Zie Event monitor (hierboven)

Lage Dichtheid Lipoproteïne (LDL):

Een lipoproteïnedeeltje in het bloed dat verantwoordelijk is voor de afzetting van cholesterol in de bekleding van de slagader. Staat bekend als "slecht" cholesterol omdat hoog LDL in verband wordt gebracht met coronaire hartziekte.

Magnetic Resonance Imaging

(MRI):

Een test die stilstaande en bewegende beelden van hoge kwaliteit produceert van het hart en de grote bloedvaten. MRI maakt gebruik van grote magneten en radiofrequente golven om foto's te maken van de inwendige structuren van het lichaam. Er komt geen blootstelling aan röntgenstraling aan te pas. MRI verkrijgt informatie over het hart terwijl het klopt, waardoor bewegende beelden van het hart tijdens de pompcyclus worden gemaakt.

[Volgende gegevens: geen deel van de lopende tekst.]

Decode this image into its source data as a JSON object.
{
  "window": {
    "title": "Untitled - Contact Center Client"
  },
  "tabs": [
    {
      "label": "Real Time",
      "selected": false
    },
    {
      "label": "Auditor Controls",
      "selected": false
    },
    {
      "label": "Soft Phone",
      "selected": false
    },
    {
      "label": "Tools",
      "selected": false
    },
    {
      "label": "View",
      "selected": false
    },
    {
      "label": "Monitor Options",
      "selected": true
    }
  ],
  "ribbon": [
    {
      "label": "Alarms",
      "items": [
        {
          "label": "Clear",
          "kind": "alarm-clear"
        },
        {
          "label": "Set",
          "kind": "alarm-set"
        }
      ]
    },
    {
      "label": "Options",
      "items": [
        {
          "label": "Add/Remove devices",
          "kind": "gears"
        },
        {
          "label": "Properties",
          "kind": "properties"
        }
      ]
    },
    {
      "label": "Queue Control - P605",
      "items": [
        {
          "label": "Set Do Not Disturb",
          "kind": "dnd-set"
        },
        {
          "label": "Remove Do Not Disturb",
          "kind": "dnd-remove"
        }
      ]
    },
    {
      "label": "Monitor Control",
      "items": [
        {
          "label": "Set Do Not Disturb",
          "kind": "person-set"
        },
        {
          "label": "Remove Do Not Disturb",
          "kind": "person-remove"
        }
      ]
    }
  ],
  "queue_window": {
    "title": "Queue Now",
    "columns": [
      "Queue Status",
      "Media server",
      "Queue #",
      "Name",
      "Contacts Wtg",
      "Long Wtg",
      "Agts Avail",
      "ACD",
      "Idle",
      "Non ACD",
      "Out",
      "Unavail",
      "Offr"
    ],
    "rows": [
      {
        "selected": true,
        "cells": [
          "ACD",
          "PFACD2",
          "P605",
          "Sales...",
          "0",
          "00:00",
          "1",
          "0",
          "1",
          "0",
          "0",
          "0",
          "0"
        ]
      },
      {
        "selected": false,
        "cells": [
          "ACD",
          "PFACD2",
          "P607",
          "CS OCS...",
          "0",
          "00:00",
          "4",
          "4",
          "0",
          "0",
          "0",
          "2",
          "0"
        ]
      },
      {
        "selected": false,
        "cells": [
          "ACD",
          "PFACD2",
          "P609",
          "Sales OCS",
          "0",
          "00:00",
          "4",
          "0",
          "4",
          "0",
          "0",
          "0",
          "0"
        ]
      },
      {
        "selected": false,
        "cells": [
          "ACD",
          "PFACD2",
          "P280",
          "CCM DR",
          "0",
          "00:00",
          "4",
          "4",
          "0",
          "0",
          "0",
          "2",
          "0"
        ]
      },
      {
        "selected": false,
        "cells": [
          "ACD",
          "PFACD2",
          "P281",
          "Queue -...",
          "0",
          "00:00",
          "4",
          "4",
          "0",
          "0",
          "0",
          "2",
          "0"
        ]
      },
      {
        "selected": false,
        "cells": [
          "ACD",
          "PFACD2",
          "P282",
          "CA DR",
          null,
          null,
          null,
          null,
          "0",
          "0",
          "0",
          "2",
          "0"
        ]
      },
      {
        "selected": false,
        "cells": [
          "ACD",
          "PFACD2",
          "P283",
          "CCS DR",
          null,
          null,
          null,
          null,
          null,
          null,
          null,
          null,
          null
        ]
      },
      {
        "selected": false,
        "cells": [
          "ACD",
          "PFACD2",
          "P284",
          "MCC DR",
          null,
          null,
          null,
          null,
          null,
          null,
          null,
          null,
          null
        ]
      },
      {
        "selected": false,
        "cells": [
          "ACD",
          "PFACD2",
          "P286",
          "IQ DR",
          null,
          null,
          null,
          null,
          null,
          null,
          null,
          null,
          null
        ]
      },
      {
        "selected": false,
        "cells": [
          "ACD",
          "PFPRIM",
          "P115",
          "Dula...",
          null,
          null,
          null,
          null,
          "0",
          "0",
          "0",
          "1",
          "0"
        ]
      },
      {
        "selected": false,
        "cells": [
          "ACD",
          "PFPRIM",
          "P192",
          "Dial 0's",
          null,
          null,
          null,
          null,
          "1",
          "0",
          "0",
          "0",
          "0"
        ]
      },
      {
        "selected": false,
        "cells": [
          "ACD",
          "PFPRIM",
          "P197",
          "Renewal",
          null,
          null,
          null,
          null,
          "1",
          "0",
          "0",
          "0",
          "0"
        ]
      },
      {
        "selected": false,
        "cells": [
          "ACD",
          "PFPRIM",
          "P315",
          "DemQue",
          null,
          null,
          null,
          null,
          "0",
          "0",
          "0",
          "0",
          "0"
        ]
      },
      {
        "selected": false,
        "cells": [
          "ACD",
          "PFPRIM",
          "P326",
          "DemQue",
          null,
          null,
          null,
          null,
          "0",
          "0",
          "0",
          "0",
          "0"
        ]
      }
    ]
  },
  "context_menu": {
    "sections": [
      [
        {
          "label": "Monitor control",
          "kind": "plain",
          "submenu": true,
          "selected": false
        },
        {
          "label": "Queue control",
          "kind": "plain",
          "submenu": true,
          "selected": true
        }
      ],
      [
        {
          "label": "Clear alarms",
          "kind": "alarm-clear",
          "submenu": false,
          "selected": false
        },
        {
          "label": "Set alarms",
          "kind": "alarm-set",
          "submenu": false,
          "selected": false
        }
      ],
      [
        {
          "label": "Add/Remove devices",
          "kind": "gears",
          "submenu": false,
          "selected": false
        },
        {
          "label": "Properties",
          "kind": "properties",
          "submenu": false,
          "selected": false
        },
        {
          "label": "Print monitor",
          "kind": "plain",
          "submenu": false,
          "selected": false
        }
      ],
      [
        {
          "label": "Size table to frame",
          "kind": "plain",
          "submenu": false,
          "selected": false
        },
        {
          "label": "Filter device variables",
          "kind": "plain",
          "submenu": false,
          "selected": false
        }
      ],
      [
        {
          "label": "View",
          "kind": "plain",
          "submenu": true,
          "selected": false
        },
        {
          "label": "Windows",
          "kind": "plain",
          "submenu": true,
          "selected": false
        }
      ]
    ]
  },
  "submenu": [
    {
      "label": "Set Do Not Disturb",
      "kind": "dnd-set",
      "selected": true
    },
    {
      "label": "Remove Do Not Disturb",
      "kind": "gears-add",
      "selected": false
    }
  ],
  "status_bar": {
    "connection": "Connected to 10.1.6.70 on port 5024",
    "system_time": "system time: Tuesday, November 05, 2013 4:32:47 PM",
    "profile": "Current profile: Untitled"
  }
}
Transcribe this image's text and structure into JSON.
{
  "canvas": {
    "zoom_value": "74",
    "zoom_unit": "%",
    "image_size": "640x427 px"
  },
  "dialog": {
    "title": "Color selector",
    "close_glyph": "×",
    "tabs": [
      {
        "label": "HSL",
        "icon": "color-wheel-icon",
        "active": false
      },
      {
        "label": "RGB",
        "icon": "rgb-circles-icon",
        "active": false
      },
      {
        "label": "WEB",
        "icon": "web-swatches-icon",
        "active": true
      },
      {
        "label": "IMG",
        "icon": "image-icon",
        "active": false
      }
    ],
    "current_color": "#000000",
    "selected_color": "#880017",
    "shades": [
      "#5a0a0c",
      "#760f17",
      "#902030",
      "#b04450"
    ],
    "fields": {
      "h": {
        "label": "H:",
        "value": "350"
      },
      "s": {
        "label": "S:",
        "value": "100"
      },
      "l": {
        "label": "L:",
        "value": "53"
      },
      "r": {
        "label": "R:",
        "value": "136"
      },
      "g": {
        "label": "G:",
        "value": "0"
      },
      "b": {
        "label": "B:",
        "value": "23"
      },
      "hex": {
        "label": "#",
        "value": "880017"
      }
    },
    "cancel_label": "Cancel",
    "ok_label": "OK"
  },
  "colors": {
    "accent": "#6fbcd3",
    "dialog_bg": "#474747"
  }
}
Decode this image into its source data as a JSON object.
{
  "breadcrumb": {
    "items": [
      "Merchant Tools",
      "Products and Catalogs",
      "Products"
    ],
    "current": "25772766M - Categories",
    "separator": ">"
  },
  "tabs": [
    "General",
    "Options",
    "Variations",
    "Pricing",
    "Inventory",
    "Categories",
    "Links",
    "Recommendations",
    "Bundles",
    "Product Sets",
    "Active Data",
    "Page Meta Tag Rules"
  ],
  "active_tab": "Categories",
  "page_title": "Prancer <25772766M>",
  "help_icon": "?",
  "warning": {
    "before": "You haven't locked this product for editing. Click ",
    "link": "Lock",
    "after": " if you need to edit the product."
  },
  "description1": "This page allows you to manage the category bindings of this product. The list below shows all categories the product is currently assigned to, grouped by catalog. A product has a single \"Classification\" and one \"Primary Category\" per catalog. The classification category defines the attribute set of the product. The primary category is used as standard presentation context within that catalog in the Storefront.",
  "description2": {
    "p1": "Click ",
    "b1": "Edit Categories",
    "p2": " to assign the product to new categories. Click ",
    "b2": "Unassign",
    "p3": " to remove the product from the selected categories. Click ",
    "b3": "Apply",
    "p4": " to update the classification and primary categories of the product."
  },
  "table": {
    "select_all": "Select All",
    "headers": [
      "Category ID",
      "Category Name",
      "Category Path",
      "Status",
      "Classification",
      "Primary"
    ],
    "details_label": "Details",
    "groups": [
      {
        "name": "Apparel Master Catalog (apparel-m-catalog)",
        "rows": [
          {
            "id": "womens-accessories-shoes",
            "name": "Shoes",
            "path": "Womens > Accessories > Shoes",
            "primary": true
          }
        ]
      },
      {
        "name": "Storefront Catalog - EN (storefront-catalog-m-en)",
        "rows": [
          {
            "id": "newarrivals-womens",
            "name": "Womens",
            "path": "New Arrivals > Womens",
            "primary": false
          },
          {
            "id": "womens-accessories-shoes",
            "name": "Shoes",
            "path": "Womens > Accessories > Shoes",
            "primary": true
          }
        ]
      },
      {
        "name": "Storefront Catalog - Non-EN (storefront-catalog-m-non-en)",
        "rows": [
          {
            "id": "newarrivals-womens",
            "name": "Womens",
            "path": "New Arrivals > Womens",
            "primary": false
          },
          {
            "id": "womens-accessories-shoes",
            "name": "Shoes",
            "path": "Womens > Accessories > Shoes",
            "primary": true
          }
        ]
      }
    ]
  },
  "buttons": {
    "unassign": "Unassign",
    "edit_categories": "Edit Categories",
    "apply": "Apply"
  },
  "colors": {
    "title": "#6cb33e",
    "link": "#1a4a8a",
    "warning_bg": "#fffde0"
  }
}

Mammary Artery (ook wel thoracale slagader genoemd):

Slagader die zich in de borstwand bevindt en gebruikt wordt voor coronaire bypassoperaties. Gewoonlijk wordt de slagader intact gehouden aan de oorsprong en aan de kransslagader genaaid voorbij de plaats van de blokkade. Als de chirurg de borstslagader bij zijn oorsprong verwijdert om als bypass-transplantaat te gebruiken, wordt dit een "vrije" borstslagader-bypass-transplantaat genoemd.

Maze procedure:

Een chirurgische behandeling voor chronisch boezemfibrilleren. De chirurg maakt meerdere incisies in de boezem om een pad of doolhof te vormen om abnormale impulsen te helpen blokkeren.